Notre électorat n'est pas d'extrême gauche. C'est un électorat radical au sens de la proposition." Celui qui parle est Christian Rodríguez, Chilien de naissance, Français d'adoption, actuellement responsable des relations internationales de la campagne de l'Union populaire, un secteur dirigé par le candidat Jean-Luc Mélenchon.
Pendant plus d'une demi-heure, l'émissaire de la France Insoumise s'est entretenu avec Política y Negocios et a donné un aperçu de ce qui se passe en Français, avant les élections qui auront lieu le 10 avril.
- Dans un scénario très fragmenté, où ni la droite ni la gauche n'ont réussi à s’unir, le plancher du deuxième tour contre Macron devient plus bas et le scénario préélectoral beaucoup plus dynamique. Le front dirigé par Mélenchon apparaît comme l'une des alternatives pour qu’au second tour, il y a quelque chose de différent des propositions de droite.
Notre proposition est la dernière voie qui nous reste, car dans le cas contraire, l'extrême droite s’approprier ce sentiment nationaliste qui existe et l'amènera à ses intérêts, ce que fait Zemmour", dit-il.
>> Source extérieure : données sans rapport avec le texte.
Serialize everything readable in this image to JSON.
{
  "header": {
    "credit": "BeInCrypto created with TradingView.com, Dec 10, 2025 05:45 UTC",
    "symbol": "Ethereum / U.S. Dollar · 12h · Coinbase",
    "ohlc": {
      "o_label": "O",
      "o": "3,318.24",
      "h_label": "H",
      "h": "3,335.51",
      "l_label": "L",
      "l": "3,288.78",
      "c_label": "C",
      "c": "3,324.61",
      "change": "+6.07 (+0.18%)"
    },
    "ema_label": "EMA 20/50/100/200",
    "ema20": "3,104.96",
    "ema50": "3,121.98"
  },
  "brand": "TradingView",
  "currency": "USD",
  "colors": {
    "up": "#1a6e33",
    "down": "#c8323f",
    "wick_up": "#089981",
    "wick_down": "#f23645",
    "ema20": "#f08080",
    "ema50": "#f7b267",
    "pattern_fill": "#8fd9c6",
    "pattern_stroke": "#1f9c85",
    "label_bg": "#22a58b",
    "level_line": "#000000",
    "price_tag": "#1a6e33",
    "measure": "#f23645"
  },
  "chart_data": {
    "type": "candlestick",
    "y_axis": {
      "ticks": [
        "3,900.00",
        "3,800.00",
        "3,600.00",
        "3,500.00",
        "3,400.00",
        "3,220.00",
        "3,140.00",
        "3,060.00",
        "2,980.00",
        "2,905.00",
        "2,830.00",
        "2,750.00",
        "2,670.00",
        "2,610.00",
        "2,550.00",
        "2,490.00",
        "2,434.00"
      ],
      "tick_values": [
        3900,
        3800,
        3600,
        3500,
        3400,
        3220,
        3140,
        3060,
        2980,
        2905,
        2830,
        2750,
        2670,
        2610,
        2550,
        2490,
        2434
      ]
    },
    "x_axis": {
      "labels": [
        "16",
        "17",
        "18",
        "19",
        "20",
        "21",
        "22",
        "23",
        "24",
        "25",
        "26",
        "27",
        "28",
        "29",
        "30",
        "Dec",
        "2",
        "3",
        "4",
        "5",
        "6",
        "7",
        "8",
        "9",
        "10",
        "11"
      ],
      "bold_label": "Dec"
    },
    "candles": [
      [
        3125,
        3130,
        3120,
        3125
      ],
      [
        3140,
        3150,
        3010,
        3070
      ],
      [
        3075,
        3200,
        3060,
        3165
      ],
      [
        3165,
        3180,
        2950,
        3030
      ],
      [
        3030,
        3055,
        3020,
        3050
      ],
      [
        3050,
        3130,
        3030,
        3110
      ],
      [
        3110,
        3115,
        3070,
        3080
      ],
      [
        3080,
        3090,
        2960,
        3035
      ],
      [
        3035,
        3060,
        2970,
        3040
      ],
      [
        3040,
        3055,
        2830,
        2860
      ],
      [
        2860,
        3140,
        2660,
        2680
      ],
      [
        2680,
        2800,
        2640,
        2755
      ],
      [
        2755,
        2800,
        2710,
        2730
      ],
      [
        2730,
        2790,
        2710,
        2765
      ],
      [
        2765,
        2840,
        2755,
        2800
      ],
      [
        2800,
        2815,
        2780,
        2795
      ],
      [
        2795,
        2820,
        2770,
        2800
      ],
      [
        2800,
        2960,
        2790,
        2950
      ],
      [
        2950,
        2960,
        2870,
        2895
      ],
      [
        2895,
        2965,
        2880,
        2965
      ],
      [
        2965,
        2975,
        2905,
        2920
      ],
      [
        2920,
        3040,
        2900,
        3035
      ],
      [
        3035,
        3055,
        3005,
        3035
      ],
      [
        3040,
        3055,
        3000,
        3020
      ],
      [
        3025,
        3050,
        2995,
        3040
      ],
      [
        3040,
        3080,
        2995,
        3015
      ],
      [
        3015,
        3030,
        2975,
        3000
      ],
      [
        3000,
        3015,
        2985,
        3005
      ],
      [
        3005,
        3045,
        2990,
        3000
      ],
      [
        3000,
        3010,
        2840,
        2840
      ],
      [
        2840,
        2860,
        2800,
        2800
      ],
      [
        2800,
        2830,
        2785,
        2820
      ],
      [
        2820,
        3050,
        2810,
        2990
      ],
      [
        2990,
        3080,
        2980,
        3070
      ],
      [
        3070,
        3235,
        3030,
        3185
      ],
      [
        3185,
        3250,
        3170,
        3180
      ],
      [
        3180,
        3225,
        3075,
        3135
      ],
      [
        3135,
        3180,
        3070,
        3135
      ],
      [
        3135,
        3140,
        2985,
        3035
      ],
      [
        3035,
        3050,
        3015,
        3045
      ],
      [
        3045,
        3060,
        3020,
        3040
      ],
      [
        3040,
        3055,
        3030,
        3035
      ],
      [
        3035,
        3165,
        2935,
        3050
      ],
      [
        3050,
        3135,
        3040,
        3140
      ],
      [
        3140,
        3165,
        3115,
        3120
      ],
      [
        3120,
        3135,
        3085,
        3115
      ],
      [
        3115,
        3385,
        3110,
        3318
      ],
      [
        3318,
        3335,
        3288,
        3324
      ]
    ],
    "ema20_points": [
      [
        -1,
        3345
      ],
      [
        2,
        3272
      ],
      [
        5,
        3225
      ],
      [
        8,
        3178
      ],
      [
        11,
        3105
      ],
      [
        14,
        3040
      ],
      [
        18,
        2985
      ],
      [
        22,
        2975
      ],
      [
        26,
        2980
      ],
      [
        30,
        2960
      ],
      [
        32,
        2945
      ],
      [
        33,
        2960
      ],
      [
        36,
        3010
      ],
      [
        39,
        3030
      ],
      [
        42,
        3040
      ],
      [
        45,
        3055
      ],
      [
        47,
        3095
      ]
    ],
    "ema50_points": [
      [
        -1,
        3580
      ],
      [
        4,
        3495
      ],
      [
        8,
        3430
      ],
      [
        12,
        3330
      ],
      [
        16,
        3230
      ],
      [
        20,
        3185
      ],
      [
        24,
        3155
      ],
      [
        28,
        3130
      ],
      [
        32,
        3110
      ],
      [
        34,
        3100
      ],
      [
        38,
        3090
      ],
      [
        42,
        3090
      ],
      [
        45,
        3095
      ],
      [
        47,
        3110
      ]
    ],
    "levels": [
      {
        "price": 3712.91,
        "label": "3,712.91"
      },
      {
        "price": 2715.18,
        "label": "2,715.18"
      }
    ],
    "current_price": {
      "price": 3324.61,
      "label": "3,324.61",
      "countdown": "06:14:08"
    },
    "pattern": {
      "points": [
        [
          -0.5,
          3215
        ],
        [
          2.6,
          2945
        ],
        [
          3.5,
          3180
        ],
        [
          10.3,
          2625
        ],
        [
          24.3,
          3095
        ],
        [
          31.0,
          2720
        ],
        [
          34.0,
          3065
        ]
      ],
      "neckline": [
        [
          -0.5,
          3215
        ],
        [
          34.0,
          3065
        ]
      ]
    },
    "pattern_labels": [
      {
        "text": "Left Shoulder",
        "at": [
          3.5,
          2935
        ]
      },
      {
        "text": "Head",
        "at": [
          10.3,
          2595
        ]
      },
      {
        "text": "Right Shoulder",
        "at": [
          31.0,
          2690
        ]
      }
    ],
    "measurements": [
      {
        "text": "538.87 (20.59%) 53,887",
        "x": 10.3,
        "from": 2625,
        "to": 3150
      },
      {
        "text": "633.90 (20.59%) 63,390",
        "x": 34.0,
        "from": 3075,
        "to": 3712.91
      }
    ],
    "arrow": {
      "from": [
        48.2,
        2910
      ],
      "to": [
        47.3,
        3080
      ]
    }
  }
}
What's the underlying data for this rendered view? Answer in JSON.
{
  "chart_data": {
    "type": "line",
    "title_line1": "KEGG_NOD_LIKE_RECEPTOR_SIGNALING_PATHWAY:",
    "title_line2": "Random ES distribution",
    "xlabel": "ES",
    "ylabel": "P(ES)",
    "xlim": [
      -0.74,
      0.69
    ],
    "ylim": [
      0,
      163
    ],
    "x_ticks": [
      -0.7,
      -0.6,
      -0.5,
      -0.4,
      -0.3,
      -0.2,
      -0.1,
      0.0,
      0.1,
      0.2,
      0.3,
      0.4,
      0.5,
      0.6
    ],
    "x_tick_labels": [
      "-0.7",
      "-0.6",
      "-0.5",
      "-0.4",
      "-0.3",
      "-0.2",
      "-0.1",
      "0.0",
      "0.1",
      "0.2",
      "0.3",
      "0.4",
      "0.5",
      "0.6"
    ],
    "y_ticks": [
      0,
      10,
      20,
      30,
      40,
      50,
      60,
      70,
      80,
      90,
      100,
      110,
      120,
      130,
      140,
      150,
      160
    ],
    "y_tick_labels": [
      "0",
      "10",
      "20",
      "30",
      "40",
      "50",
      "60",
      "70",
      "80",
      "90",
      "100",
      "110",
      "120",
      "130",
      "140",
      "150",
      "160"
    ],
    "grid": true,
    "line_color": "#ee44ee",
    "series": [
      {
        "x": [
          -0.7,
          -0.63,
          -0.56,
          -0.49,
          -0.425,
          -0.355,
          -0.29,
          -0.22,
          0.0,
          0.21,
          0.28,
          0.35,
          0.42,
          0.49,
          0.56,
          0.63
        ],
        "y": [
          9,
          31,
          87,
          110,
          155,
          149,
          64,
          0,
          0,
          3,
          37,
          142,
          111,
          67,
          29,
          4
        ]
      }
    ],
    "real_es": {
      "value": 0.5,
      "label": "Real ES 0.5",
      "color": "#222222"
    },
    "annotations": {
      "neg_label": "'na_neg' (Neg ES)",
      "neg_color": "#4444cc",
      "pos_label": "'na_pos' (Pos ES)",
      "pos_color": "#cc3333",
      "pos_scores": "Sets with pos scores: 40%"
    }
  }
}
- Quelle sera la position d’extrême droite du candidat Eric Zemmour, un émule de Jair Bolsonaro, aujourd'hui avec de réelles chances, qui, lorsqu'il parle de Marine Le Pen, la définit comme "une femme de gauche". "C'est juste que depuis le bas-côté, on voit tout comme de gauche. C'est une question de perspective", plaisante le porte-parole du candidat.
L'entretien avec Rodríguez a été approfondi, et le résultat, une interview qui a su traverser les frontières pour avoir un regard plus global, où les défis auxquels le système est confronté autour de la planète sont mis sur la table.
- Quelles seraient les bases fondamentales du programme de Mélenchon ?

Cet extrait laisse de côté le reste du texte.